Presented at the Out Of Distribution Generalization in Computer Vision Workshop
This work investigates the relationship between different diversity metrics, accuracy, and resiliency to natural image corruptions of Deep Learning (DL) image classifier ensembles. Researchers evaluate existing diversity dimensions such as model architecture, model prediction, and neuron activations, as well as a novel diversity dimension of input attribution. Using ResNet50 as a comparison baseline, researchers evaluate the resiliency of multiple individual DL model architectures against dataset distribution shifts corresponding to natural image corruptions. The team compares ensembles created with diverse model architectures trained either independently or through a Neural Architecture Search technique and evaluate the correlation of prediction-based and attribution-based diversity to the final ensemble accuracy. Finally, they evaluate a set of diversity enforcement heuristics for training based on negative correlation learning (NCL) and compare how effective they are to achieve independent failure behavior.
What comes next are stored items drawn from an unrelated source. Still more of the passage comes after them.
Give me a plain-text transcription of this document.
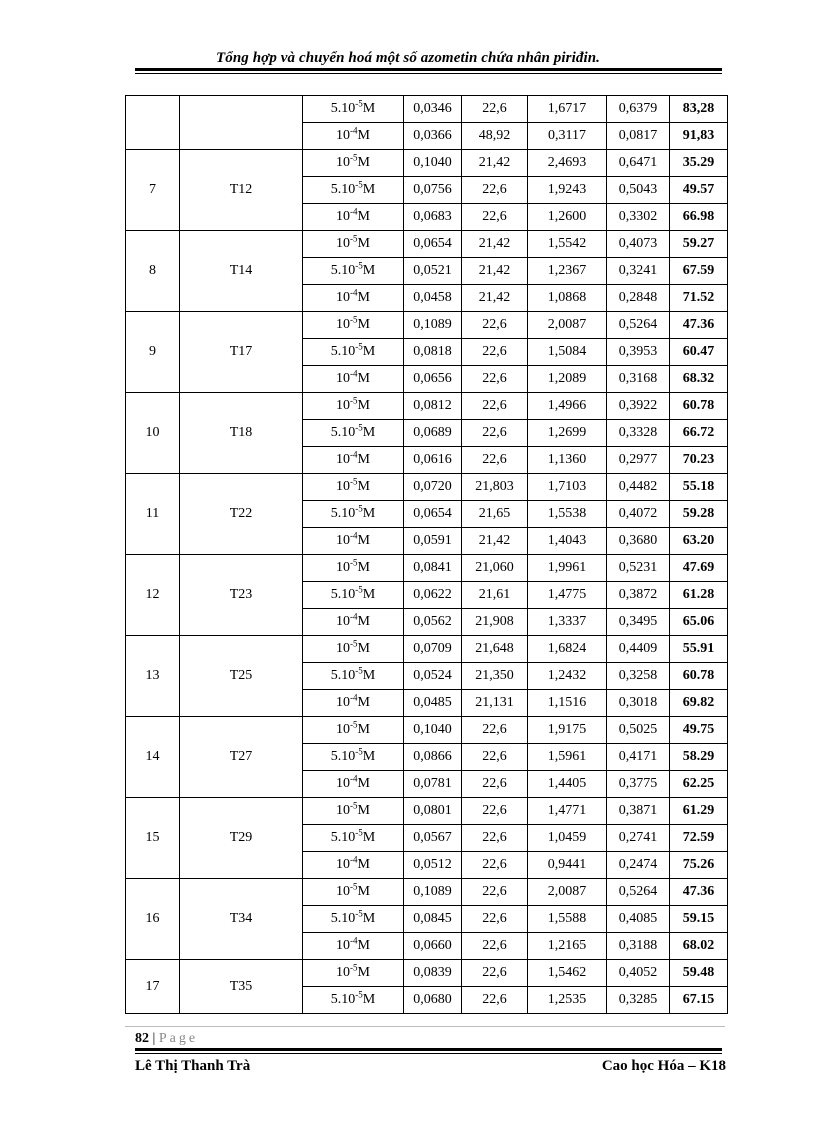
Tổng hợp và chuyển hoá một số azometin chứa nhân piriđin.
		$5.10^{-5}M$	0,0346	22,6	1,6717	0,6379	83,28
		$10^{-4}M$	0,0366	48,92	0,3117	0,0817	91,83
7	T12	$10^{-5}M$	0,1040	21,42	2,4693	0,6471	35.29
		$5.10^{-5}M$	0,0756	22,6	1,9243	0,5043	49.57
		$10^{-4}M$	0,0683	22,6	1,2600	0,3302	66.98
8	T14	$10^{-5}M$	0,0654	21,42	1,5542	0,4073	59.27
		$5.10^{-5}M$	0,0521	21,42	1,2367	0,3241	67.59
		$10^{-4}M$	0,0458	21,42	1,0868	0,2848	71.52
9	T17	$10^{-5}M$	0,1089	22,6	2,0087	0,5264	47.36
		$5.10^{-5}M$	0,0818	22,6	1,5084	0,3953	60.47
		$10^{-4}M$	0,0656	22,6	1,2089	0,3168	68.32
10	T18	$10^{-5}M$	0,0812	22,6	1,4966	0,3922	60.78
		$5.10^{-5}M$	0,0689	22,6	1,2699	0,3328	66.72
		$10^{-4}M$	0,0616	22,6	1,1360	0,2977	70.23
11	T22	$10^{-5}M$	0,0720	21,803	1,7103	0,4482	55.18
		$5.10^{-5}M$	0,0654	21,65	1,5538	0,4072	59.28
		$10^{-4}M$	0,0591	21,42	1,4043	0,3680	63.20
12	T23	$10^{-5}M$	0,0841	21,060	1,9961	0,5231	47.69
		$5.10^{-5}M$	0,0622	21,61	1,4775	0,3872	61.28
		$10^{-4}M$	0,0562	21,908	1,3337	0,3495	65.06
13	T25	$10^{-5}M$	0,0709	21,648	1,6824	0,4409	55.91
		$5.10^{-5}M$	0,0524	21,350	1,2432	0,3258	60.78
		$10^{-4}M$	0,0485	21,131	1,1516	0,3018	69.82
14	T27	$10^{-5}M$	0,1040	22,6	1,9175	0,5025	49.75
		$5.10^{-5}M$	0,0866	22,6	1,5961	0,4171	58.29
		$10^{-4}M$	0,0781	22,6	1,4405	0,3775	62.25
15	T29	$10^{-5}M$	0,0801	22,6	1,4771	0,3871	61.29
		$5.10^{-5}M$	0,0567	22,6	1,0459	0,2741	72.59
		$10^{-4}M$	0,0512	22,6	0,9441	0,2474	75.26
16	T34	$10^{-5}M$	0,1089	22,6	2,0087	0,5264	47.36
		$5.10^{-5}M$	0,0845	22,6	1,5588	0,4085	59.15
		$10^{-4}M$	0,0660	22,6	1,2165	0,3188	68.02
17	T35	$10^{-5}M$	0,0839	22,6	1,5462	0,4052	59.48
		$5.10^{-5}M$	0,0680	22,6	1,2535	0,3285	67.15
82 | Page
Lê Thị Thanh Trà	Cao học Hóa – K18
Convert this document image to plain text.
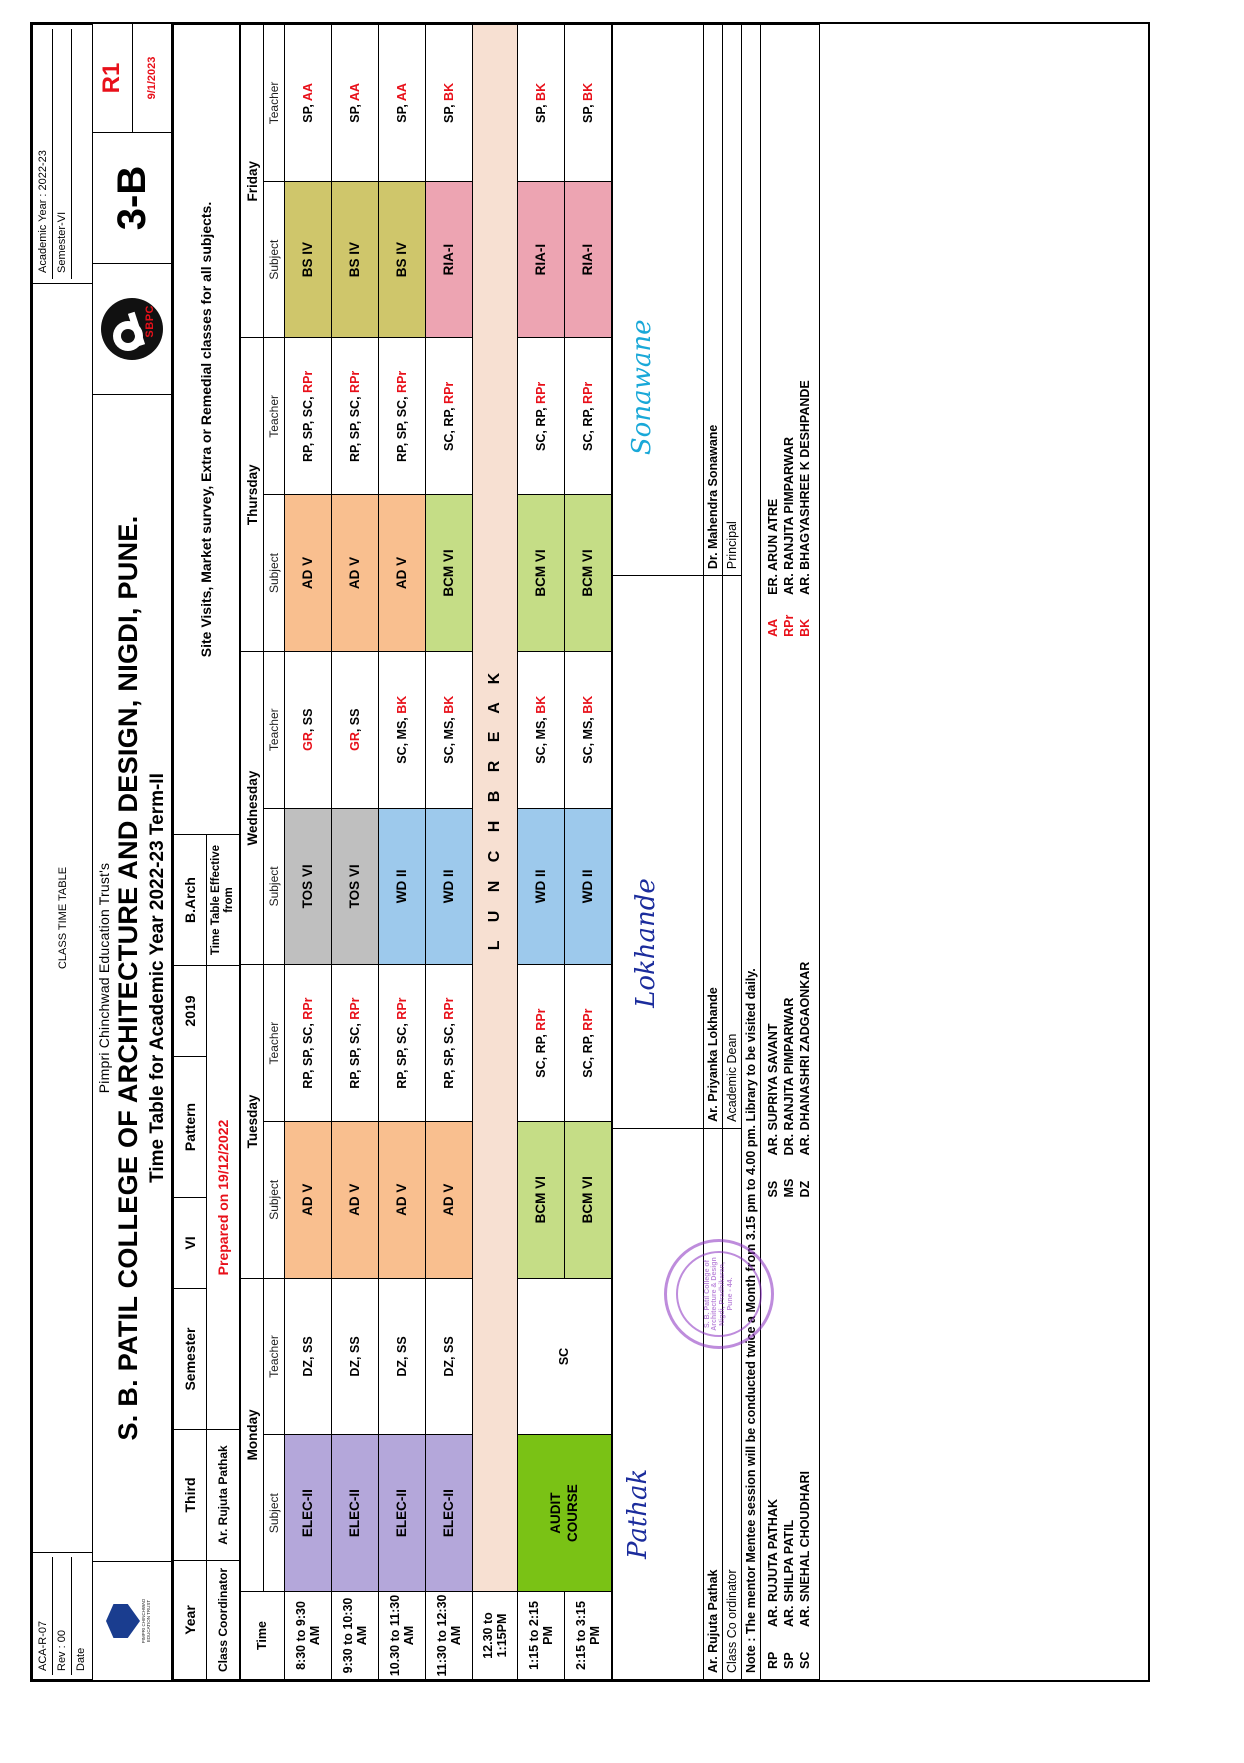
ACA-R-07 Rev : 00 Date
	CLASS TIME TABLE	
Academic Year : 2022-23 Semester-VI

PIMPRI CHINCHWAD
EDUCATION TRUST
Pimpri Chinchwad Education Trust's S. B. PATIL COLLEGE OF ARCHITECTURE AND DESIGN, NIGDI, PUNE. Time Table for Academic Year 2022-23 Term-II
SBPC
3-B
R1	9/1/2023
Year	Third	Semester	VI	Pattern	2019	B.Arch	Site Visits, Market survey, Extra or Remedial classes for all subjects.
Class Coordinator	Ar. Rujuta Pathak	Prepared on 19/12/2022				Time Table Effective from	
Time	Monday		Tuesday		Wednesday		Thursday		Friday	
	Subject	Teacher	Subject	Teacher	Subject	Teacher	Subject	Teacher	Subject	Teacher
8:30 to 9:30 AM	ELEC-II	DZ, SS	AD V	RP, SP, SC, RPr	TOS VI	GR, SS	AD V	RP, SP, SC, RPr	BS IV	SP, AA
9:30 to 10:30 AM	ELEC-II	DZ, SS	AD V	RP, SP, SC, RPr	TOS VI	GR, SS	AD V	RP, SP, SC, RPr	BS IV	SP, AA
10.30 to 11:30 AM	ELEC-II	DZ, SS	AD V	RP, SP, SC, RPr	WD II	SC, MS, BK	AD V	RP, SP, SC, RPr	BS IV	SP, AA
11:30 to 12:30 AM	ELEC-II	DZ, SS	AD V	RP, SP, SC, RPr	WD II	SC, MS, BK	BCM VI	SC, RP, RPr	RIA-I	SP, BK
12.30 to 1:15PM	L U N C H B R E A K									
1:15 to 2:15 PM	AUDIT
COURSE	SC	BCM VI	SC, RP, RPr	WD II	SC, MS, BK	BCM VI	SC, RP, RPr	RIA-I	SP, BK
2:15 to 3:15 PM			BCM VI	SC, RP, RPr	WD II	SC, MS, BK	BCM VI	SC, RP, RPr	RIA-I	SP, BK
Pathak

Lokhande

Sonawane

Ar. Rujuta Pathak	Ar. Priyanka Lokhande	Dr. Mahendra Sonawane
Class Co ordinator	Academic Dean	Principal
Note : The mentor Mentee session will be conducted twice a Month from 3.15 pm to 4.00 pm. Library to be visited daily.
S. B. Patil College of Architecture & Design Nigdi, Pradhikaran, Pune - 44.

RP	AR. RUJUTA PATHAK	SS	AR. SUPRIYA SAVANT	AA	ER. ARUN ATRE
SP	AR. SHILPA PATIL	MS	DR. RANJITA PIMPARWAR	RPr	AR. RANJITA PIMPARWAR
SC	AR. SNEHAL CHOUDHARI	DZ	AR. DHANASHRI ZADGAONKAR	BK	AR. BHAGYASHREE K DESHPANDE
The key observations are: 1) model architecture is more important for individual resiliency than model size or model accuracy but architecture diversity in an ensemble is typically not more resilient, 2) attribution-based diversity is less negatively correlated to the ensemble accuracy than prediction-based diversity, 3) a balanced loss function of individual and ensemble accuracy creates more resilient ensembles for image natural corruptions, 4) architecture diversity produces more diversity than NCL in all explored diversity metrics: predictions, attributions, and activations.
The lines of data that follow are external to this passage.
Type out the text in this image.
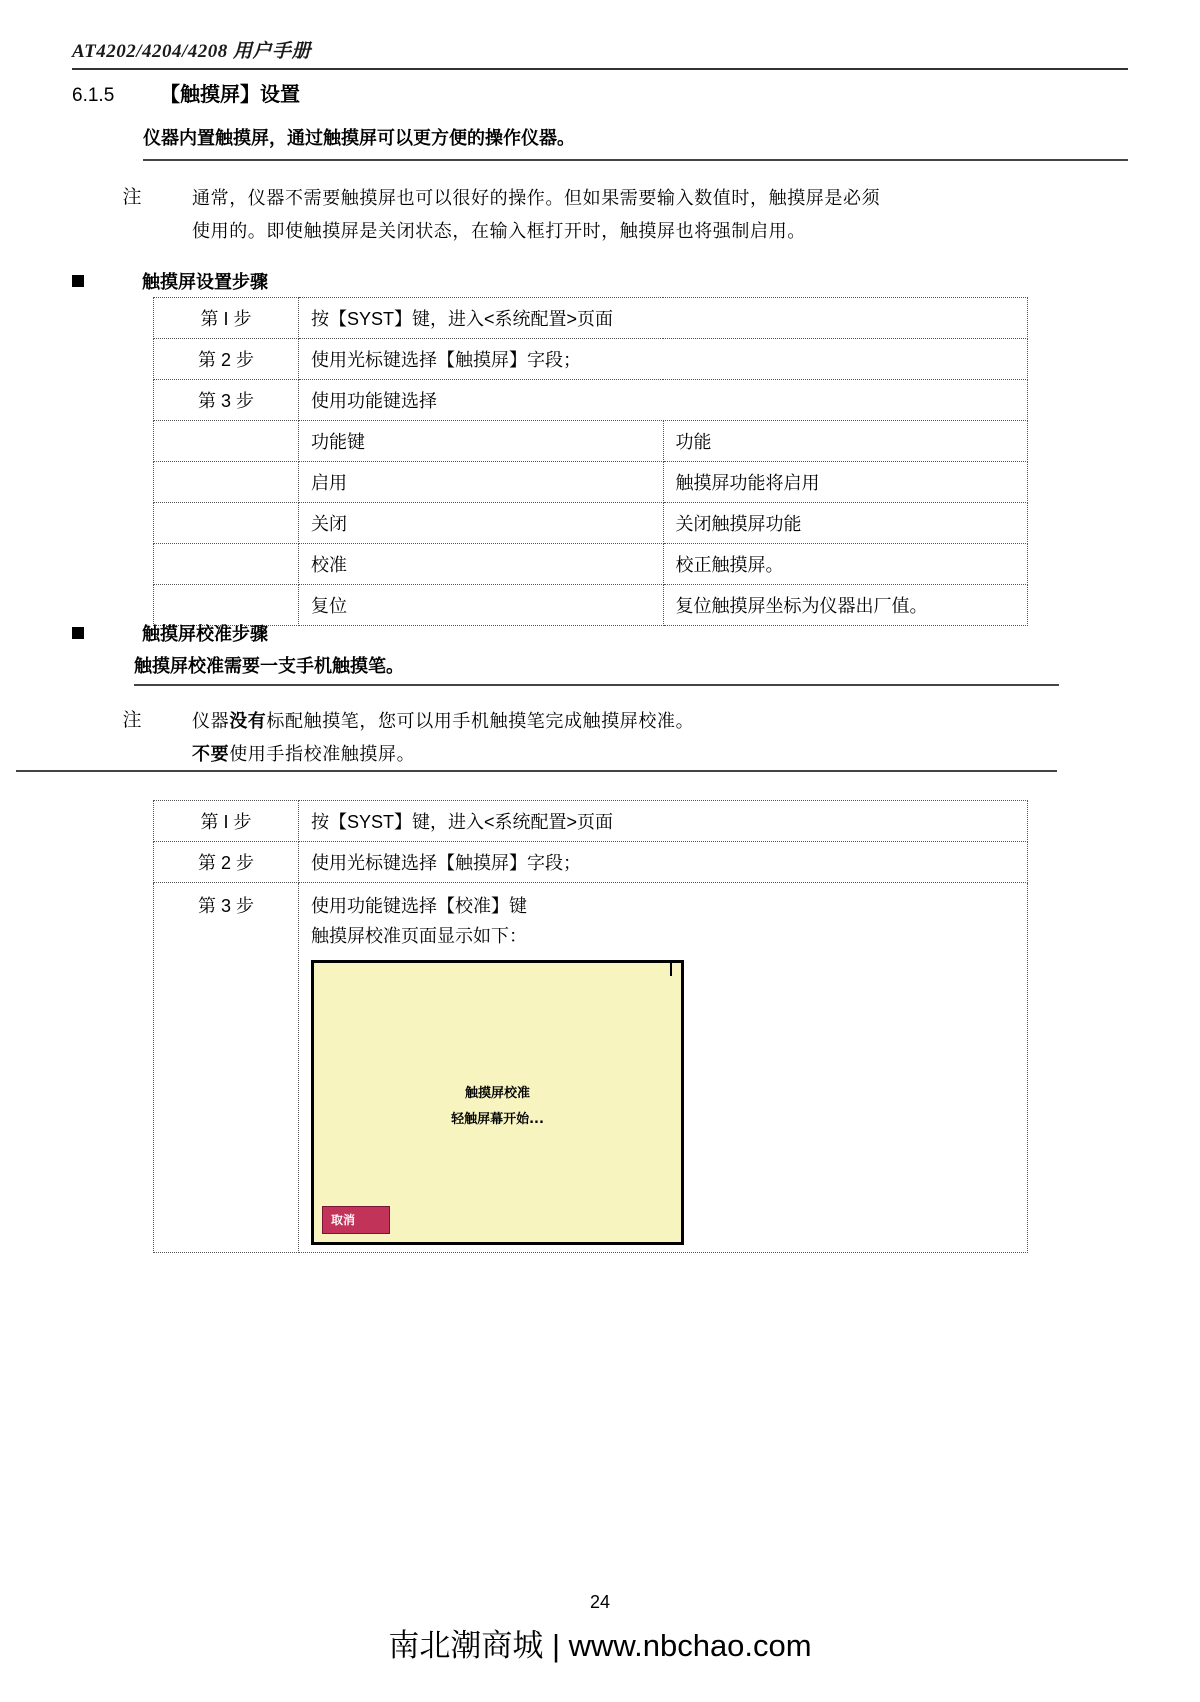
AT4202/4204/4208 用户手册
6.1.5	【触摸屏】设置
仪器内置触摸屏，通过触摸屏可以更方便的操作仪器。
注	通常，仪器不需要触摸屏也可以很好的操作。但如果需要输入数值时，触摸屏是必须
使用的。即使触摸屏是关闭状态，在输入框打开时，触摸屏也将强制启用。
触摸屏设置步骤
第 I 步	按【SYST】键，进入<系统配置>页面	
第 2 步	使用光标键选择【触摸屏】字段；	
第 3 步	使用功能键选择	
	功能键	功能
	启用	触摸屏功能将启用
	关闭	关闭触摸屏功能
	校准	校正触摸屏。
	复位	复位触摸屏坐标为仪器出厂值。
触摸屏校准步骤
触摸屏校准需要一支手机触摸笔。
注	仪器没有标配触摸笔，您可以用手机触摸笔完成触摸屏校准。
不要使用手指校准触摸屏。
第 I 步	按【SYST】键，进入<系统配置>页面
第 2 步	使用光标键选择【触摸屏】字段；
第 3 步	使用功能键选择【校准】键
触摸屏校准页面显示如下：
触摸屏校准
轻触屏幕开始...
取消
24
南北潮商城 | www.nbchao.com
InstaTune: Instantaneous Neural Architecture Search During Fine-Tuning
Presented at the Workshop on Resource Efficient Deep Learning for Computer Vision
One-Shot Neural Architecture Search (NAS) algorithms often rely on training a hardware agnostic super-network for a domain specific task. Optimal sub-networks are then extracted from the trained super-network for different hardware platforms. However, training super-networks from scratch can be extremely time consuming and compute intensive especially for large models that rely on a two-stage training process of pre-training and fine-tuning. State of the art pre-trained models are available for a wide range of tasks, but their large sizes significantly limits their applicability on various hardware platforms. This work proposes InstaTune, a method that leverages off-the-shelf pre-trained weights for large models and generates a super-network during the fine-tuning stage. InstaTune has multiple benefits. Firstly, since the process happens during fine-tuning, it minimizes the overall time and compute resources required for NAS. Secondly, the sub-networks extracted are optimized for the target task, unlike prior work that optimizes on the pre-training objective. Finally, InstaTune is easy to “plug and play” in existing frameworks. By using multi-objective evolutionary search algorithms along with lightly trained predictors, researchers find Pareto-optimal sub-networks that outperform their respective baselines across different performance objectives such as accuracy and MACs. Specifically, they demonstrate that the approach performs well across both unimodal (ViT and BERT) and multi-modal (BEiT-3) transformer-based architectures.